PID vs URL confusion: Use just the PID (like p0frqsf3), not the full URL. Command doesn’t accept https://www.bbc.co.uk/iplayer/episode/p0frqsf3 — only wants that PID string.
Quality Settings Not Working
Exact syntax matters more than you’d think.
Works: --tv-quality=fhd
Doesn’t work: --quality=fhd (wrong flag)
Definitely doesn’t work: --tv-quality = fhd (spaces around equals)
Typo that broke my setup for hours: --tv-quality-fhd (dash instead of equals). Error messages weren’t helpful, just “unknown option.” Check syntax character by character if quality settings get ignored.
Download Speed Issues
Downloads crawling? Few culprits:
ISP throttling — Some providers throttle video traffic during peak hours. Try late at night.
BBC server load — Popular shows right after broadcast have slower streams. Wait a few hours.
Your VPN — VPNs slow things down. Choose a server with lower load for better speeds.
Best Practices for Storing Downloaded BBC Content
File Organization That Makes Sense
Don’t just dump everything into one folder. Future you will seriously hate present you.
Here’s my structure:
/BBC Archive
/Documentaries
/Nature
/History
/Science
/Music
/Glastonbury
/Later with Jools Holland
/Radio
/Drama
/Documentaries
/TV Series
/[Show Name]
/Season 01
/Season 02
Name files consistently: [Show Name] - S01E01 - [Episode Title].mp4
Metadata tagging (for video) can be done with MetaX or MP3Tag. Proper metadata makes archives searchable and integrates better with media servers.
Storage Space Management
Full HD eats space fast. One-hour documentary at 1080p: 2-4GB. Entire series: 30-50GB easily.
If storage’s tight:
- Use 720p for shows you’ll probably watch once, 1080p for keepers
- Extract audio-only for radio content (60MB vs 2GB )

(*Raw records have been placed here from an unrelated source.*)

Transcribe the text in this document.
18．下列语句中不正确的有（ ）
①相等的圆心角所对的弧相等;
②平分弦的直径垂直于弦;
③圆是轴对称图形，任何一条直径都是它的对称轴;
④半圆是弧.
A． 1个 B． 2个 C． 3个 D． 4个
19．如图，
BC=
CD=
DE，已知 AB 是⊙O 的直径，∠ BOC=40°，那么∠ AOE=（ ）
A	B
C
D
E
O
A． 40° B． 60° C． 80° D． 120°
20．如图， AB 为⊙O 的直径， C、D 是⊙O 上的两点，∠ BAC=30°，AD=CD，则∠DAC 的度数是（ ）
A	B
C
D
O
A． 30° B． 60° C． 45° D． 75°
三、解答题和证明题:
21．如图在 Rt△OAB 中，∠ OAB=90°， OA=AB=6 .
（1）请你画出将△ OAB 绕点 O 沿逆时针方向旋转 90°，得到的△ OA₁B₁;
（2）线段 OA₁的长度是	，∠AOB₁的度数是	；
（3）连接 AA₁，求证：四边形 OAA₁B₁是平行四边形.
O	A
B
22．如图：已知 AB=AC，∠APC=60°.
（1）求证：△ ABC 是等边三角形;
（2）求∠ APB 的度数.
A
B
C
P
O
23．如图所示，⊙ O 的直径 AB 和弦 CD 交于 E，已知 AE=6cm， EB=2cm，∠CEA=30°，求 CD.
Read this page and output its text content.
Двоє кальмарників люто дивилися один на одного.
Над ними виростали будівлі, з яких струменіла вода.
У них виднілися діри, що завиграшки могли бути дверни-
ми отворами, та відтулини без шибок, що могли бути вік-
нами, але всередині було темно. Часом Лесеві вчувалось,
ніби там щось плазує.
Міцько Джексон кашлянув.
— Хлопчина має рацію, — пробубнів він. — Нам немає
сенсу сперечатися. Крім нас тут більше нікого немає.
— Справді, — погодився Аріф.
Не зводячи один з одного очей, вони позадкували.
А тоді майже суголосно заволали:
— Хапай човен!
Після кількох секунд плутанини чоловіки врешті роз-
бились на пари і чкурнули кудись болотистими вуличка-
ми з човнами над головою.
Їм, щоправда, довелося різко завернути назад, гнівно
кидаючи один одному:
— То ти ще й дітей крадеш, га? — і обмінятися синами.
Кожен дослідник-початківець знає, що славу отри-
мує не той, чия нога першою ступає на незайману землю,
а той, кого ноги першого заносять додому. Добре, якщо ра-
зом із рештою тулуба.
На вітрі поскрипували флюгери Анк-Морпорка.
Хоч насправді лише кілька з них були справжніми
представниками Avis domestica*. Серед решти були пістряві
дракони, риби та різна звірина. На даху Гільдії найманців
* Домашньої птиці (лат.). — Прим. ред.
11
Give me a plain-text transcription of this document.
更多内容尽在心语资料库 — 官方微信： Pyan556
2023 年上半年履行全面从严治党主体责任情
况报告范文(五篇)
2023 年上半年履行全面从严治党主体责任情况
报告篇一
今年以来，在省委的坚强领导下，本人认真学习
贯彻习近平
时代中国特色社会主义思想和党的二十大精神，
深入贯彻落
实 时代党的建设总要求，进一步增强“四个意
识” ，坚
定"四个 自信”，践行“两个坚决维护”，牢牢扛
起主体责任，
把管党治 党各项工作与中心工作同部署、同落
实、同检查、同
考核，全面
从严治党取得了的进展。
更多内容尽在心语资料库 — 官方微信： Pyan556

- Keep your archive on an external drive
Backup Strategies for Your Archive
3-2-1 backup rule:
- 3 copies of important stuff (original 2 backups)
- 2 different storage types (drive cloud)
- 1 offsite backup (cloud or drive elsewhere)
For BBC content you can re-download, 3-2-1 is probably overkill. For programs that get deleted from iPlayer completely? Definitely worth proper backups.
Conclusion
BBC’s official downloads work until the 30-day timer kills your content. Want to actually keep stuff? Need a ripper.
For command-line comfort, get_iplayer is still the best. Free, powerful, grabs Full HD straight from BBC servers.
For everyone else—especially audio content like radio or podcasts—Cinch Audio Recorder is simpler. Click record, play, done. No terminal, no SSL errors at midnight.
My workflow? get_iplayer for must-have TV and docs. Cinch for audio and quick grabs.
That Glastonbury set or nature doc you’re thinking about? Save it before iPlayer removes it.
FAQs
Is using an iPlayer ripper legal in the UK?
Recording BBC for personal use generally falls under fair dealing in UK copyright law. Create private copies for your viewing. Fine.
Sharing, selling, or distributing? Illegal. Keep downloads personal.
Can I download 4K content from iPlayer?
No. get_iplayer and everything else maxes out at 1080p Full HD. BBC’s UHD/4K streams use DRM that current tools can’t crack. 1080p is the ceiling.
Which method is fastest?
get_iplayer with direct download—can go faster than real-time if your connection supports it. Recording methods (screen, audio) happen in real-time. 60-minute show takes 60 minutes.
Does Cinch Audio Recorder work with video content?
Cinch captures audio only from your computer’s audio stream. For video, use get_iplayer or screen recording like OBS Studio. Cinch is for radio programs, podcasts, extracting audio from video.
Do I need a VPN if I’m in the UK?
No VPN needed for UK residents. iPlayer works domestically. VPNs only necessary outside UK to bypass geo-blocks.